Corte di Cassazione, Sez. Unite Civili, ordinanza 30 giugno 2022 n. 20869
PRINCIPIO DI DIRITTO
Con riguardo alla posizione dei proprietari di immobili o dei residenti in un’area interessata da un intervento in tema di acque, la vicinitas opera senz’altro quale elemento atto a fondare la legittimazione dei medesimi, mentre l’interesse ad agire, che non può desumersi soltanto da tale dato di prossimità, ben può ricavarsi dall’allegazione del pericolo di una compromissione dei beni costituiti dalla salute, dal paesaggio, dall’ambiente e che, in ragione della detta vicinitas, qualifichi e differenzi gli interessi dei detti soggetti, senza che sia necessaria la prova puntuale della concreta pericolosità dell’opera.
TESTO RILEVANTE DELLA DECISIONE
- ―Il ricorso è fondato.
2.1. ― E’ da premettere che la sentenza resa da questa Corte quanto alla legittimazione attiva e al correlato interesse ad agire degli odierni ricorrenti nel procedimento amministrativo avente ad oggetto l’impugnazione del decreto del Dirigente della Direzione generale ambiente, energia e sviluppo sostenibile della Regione Lombardia, col quale era stata espresso un giudizio sulla compatibilità ambientale del progetto di sistemazione idraulica e di laminazione del fiume Seveso, non spiega effetti nel presente giudizio. Tale pronuncia infatti, oltre a concernere l’impugnazione di un provvedimento diverso da quello che qui viene in esame, è stata resa con riguardo a questioni ― quelle sulla legittimazione e sull’interesse ad agire ― che hanno natura processuale: di talché trova applicazione il principio per cui la statuizione su una questione di rito dà luogo al giudicato formale limitatamente al rapporto processuale nel cui ambito è emanata (Cass. Sez. U. 17 novembre 2021, n. 35110).

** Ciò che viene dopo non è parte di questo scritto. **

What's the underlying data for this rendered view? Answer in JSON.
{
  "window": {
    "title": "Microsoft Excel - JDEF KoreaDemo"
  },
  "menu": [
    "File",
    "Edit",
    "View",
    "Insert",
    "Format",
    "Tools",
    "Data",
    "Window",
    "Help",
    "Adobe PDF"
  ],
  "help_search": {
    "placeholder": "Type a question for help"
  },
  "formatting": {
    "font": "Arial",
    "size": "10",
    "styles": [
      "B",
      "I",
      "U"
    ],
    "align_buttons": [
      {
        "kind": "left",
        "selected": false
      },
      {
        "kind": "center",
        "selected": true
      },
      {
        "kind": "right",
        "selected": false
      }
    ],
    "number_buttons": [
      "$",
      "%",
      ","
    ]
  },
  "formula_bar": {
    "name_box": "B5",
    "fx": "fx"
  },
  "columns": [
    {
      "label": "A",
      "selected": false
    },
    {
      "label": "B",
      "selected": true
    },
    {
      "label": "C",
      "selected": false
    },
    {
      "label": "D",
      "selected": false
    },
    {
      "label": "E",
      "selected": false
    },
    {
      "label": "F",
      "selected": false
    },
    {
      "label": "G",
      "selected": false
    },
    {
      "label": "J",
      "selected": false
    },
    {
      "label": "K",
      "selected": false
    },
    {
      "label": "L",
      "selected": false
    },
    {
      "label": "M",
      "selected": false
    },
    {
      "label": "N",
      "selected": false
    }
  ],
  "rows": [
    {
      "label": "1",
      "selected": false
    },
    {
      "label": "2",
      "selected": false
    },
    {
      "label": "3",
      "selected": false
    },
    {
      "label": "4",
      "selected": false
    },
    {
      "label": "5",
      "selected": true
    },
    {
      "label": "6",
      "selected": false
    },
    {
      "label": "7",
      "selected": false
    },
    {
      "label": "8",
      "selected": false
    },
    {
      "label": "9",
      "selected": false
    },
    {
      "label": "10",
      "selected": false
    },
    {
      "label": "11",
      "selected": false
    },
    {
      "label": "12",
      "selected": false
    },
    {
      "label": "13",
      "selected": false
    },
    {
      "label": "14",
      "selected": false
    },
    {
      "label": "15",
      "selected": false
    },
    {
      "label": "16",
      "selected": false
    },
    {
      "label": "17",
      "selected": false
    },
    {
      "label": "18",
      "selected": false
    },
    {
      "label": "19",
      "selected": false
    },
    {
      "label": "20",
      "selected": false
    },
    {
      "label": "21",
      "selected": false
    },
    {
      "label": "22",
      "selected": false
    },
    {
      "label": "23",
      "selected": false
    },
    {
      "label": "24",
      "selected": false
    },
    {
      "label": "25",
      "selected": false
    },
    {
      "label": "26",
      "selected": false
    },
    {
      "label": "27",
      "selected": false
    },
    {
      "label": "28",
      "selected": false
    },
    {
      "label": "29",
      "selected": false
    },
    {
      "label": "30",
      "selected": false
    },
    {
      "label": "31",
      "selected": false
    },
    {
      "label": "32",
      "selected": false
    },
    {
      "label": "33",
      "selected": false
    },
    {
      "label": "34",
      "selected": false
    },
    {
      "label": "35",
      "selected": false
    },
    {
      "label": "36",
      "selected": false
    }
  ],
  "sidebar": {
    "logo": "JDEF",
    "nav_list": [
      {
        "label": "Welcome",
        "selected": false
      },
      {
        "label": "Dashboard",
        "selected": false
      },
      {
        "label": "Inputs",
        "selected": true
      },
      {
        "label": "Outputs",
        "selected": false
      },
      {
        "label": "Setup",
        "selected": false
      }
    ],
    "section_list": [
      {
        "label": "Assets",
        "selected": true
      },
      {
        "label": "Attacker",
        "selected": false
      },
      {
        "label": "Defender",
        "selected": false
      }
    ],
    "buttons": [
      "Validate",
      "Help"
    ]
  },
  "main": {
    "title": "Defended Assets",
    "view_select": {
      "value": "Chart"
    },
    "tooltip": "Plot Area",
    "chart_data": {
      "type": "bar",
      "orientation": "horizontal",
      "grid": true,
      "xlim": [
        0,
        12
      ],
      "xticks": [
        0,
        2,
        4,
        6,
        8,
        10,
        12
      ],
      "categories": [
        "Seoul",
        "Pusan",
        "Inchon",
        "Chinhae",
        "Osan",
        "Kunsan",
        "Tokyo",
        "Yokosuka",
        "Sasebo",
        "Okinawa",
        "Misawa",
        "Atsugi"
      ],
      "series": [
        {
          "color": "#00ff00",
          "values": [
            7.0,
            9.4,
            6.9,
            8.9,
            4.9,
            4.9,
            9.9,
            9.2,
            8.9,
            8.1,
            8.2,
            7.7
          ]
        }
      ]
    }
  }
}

Deve nondimeno aggiungersi che il tema qui in esame è sovrapponibile a quello già trattato dalle Sezioni Unite con la sentenza n. 21740 del 2019, in quanto nei due giudizi vengono in questione la legittimazione e l’interesse ad agire riferiti a soggetti che si assumono lesi da atti amministrativi emanati nel medesimo procedimento, rispetto ai quali è fatto valere un potenziale pregiudizio che si connota allo stesso modo nell’uno e nell’altro caso.
2.2. ― Ciò posto, riprendendo le considerazioni svolte nel provvedimento impugnato, occorre rilevare essere senz’altro vero che il criterio della vicinitas risulta essere comunemente impiegato, nella giurisprudenza amministrativa, con riguardo alle impugnative dei titoli autorizzatori all’edificazione (così, a titolo esemplificativo: Cons. St. 3 maggio 2021, n. 3480; Cons. St. 23 maggio 2019, n. 3386).
Analogo criterio opera, per la verità, con riferimento alla materia ambientale: infatti, la legittimazione ad impugnare provvedimenti in materia ambientale deve essere verificata alla luce del criterio della vicinitas, intesa non come stretta contiguità, bensì come stabile e significativo collegamento ― da indagare caso per caso ed avuto riguardo alla natura e potenzialità dell’impianto autorizzato ― del ricorrente con la zona il cui ambiente si intende proteggere (Cons. St. 26 febbraio 2010, n. 1134). Sussiste, quindi, anche sulla base del criterio della vicinitas, la legittimazione ad agire dei singoli per la tutela del bene ambiente, in particolare a tutela di interessi incisi da atti e comportamenti dell’amministrazione che li ledono direttamente e personalmente, unitamente all’intera collettività che insiste sul territorio locale (Cons. St. 16 giugno 2009, n. 3849).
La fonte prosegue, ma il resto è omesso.